Türkiye'nin çok tehlikeli sonuçları olacak tarihi bir bunalım dönemine girdiğini öne süren Bahçeli, tasfiye planlarının gittikçe hız kazandığına vurgu yaparak şunları söyledi:
"Milletimizin kimliksizleştirilmesi, yapay azınlıklar oluşturulması ve alt kimliklerin sivriltilmesi emellerinin üzerine bina edilen açılım ve çözüm ihaneti terörü kamçılamıştır. AKP'nin gaflet ve acziyeti sayesinde, PKK saldırıları beka düzeyinde tehdit haline gelmiştir. Üzerinde yaşamaktan onur duyduğumuz bin yıllık Türk toprağı olan aziz vatanımız, basiretsiz iktidar kadrolarının elinde sosyolojik ve siyasal bir kırılmanın tarihsel eşiğine kadar bükülmüş durumdadır. Yaşanan politik, ahlaki, toplumsal ve ekonomik çöküşün üzerinde ve daha da önemlisi olarak her gün vatanımızın bir yerinde bombalı, mayınlı ve silahlı saldırılar sonucu birbirlerinden kahraman evlatlarımız şehit olmakta veya yaralanmaktadır. Türk milleti öfke içindedir. Biriken ve bilenen toplumsal tepki iç savaş ortamının çatısını örmektedir. Şayet vatandaşlarımız, hükümetin terörle mücadelede başarısız olacağı kanaatine tam varırsa, bireysel veya toplu savunma ve ceza kesme psikolojisinin dalga dalga yayılması kaçınılmaz olabilecektir. Bu ise Türkiye'nin içine kıvrılarak tüm denge ve hassasiyetlerin imha olması demektir ki, sonu hepimiz açısından hüsran olacaktır."

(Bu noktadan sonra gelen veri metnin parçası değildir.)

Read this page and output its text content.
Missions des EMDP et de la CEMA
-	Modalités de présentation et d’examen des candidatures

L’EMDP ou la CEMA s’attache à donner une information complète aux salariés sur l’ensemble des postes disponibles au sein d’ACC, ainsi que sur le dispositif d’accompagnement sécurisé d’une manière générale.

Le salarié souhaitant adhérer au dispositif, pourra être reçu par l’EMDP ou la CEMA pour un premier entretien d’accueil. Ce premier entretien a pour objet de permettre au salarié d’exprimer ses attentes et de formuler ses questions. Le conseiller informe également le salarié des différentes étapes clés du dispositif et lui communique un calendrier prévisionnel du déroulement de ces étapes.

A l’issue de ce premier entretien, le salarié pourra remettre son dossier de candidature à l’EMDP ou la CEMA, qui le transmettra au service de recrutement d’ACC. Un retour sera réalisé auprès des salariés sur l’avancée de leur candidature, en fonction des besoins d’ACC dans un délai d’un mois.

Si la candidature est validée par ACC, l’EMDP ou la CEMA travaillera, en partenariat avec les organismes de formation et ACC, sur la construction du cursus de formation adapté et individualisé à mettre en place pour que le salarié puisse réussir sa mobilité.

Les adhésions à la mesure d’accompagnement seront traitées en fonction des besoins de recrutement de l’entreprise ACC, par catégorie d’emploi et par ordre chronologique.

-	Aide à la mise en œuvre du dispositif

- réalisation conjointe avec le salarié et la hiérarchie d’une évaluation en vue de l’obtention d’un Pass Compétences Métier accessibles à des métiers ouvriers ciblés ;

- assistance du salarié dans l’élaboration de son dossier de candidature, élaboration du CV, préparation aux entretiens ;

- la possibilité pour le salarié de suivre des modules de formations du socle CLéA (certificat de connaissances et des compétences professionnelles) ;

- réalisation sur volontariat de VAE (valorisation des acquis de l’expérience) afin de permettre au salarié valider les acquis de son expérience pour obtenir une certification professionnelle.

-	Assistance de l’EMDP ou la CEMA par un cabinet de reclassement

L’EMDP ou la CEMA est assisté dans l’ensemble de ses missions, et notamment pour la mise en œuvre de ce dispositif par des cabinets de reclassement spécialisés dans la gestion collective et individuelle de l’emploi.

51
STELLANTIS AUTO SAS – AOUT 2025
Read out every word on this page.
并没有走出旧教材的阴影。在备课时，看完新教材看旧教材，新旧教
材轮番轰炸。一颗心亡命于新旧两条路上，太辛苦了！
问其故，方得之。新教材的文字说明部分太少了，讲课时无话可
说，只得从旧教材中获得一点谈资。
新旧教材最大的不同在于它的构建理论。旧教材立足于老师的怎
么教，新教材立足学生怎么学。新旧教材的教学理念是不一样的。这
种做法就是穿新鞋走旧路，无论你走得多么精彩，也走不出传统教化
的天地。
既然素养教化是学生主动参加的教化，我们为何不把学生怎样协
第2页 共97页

Milliyetçi Hareket Partisi'nin doğru ve milli politikaların sağlam bir şekilde yanında olduğuna dikkat çeken Bahçeli, "Gelin bu ülkeyi hainlerden koruyalım, gelin bu bölücü terör illetinden bu aziz vatanı arındıralım" dedi. AK Parti hükümetine seslenen Bahçeli Konuşmasını şöyle sürdürdü:
"Yetkiyse elinizde vardır. Duaysa millet arkanızdadır. İmkânsa devlet her talebe cevap verecek kudrettedir. Türkiye'nin milli birliğini ve bütünlüğünü yıkmaya çalışan ihanet odaklarına hadlerini bildirin. Türk milletinin terörden tahakkümünden çekip çıkarın. Ülkemiz topyekûn yeni bir kurtuluş hareketi başlatarak bunu başarabilecektir. Milliyetçi Hareket'in inançlı kadroları Türkiye için her fedakârlığı yapmaya Kuva-i Milliye ruhu ile yeni bir milli şahlanışı harekete geçirmek, artık Türkiye için ölüm kalım meselesi haline gelmiştir. Herkes bilmelidir ki, Türk ve Türkiye düşmanları yaptıklarının hesabını mahşeri vicdana mutlaka vereceklerdir. Bu hesap ahirete kalmayacaktır. Türk milliyetçileri bu milli hesaplaşmanın tarafı ve takipçisi olacaktır. Kimse yaptığım yanıma kâr kalır, Türk milleti akıl ve idrakten yoksundur, zamanla unutulur dememelidir. Böyle bir yanılgı içine düşmemelidir. Şunu herkes bilsin ki, güçlü ve onurlu bir Türkiye, rehberimiz Hak, kuvvet kaynağımız halktır diyen ve Türk milletine hizmeti en büyük şeref sayan Milliyetçi Hareket'in omuzlarında gün gelecek yükselecektir. Milli geleceğin yegane teminatı olan Milliyetçi Hareket'i içeriden karıştırmak isteyen fesat odakları ve ihtirasların sonu ise hüsran olacaktır. Bizler, ömrünü davasına adamış ve Yüce Allah'a şükürler olsun ki, her oyun ve hain senaryoya rağmen dimdik ayakta durabilmiş vatan ve millet aşıklarıyız. Davamız büyük, ülkümüz büyük, inancımız ve imanımız büyüktür. Zafer, inananların ve inançları uğruna her güçlüğe seve seve katlananların olacaktır. Milli varlığımızı ve tarihi haklarımızı cesurca müdafaa etmezsek korkakça ağlayacağımız günlerin yakın olduğu da hiç akıllardan çıkarılmamalıdır."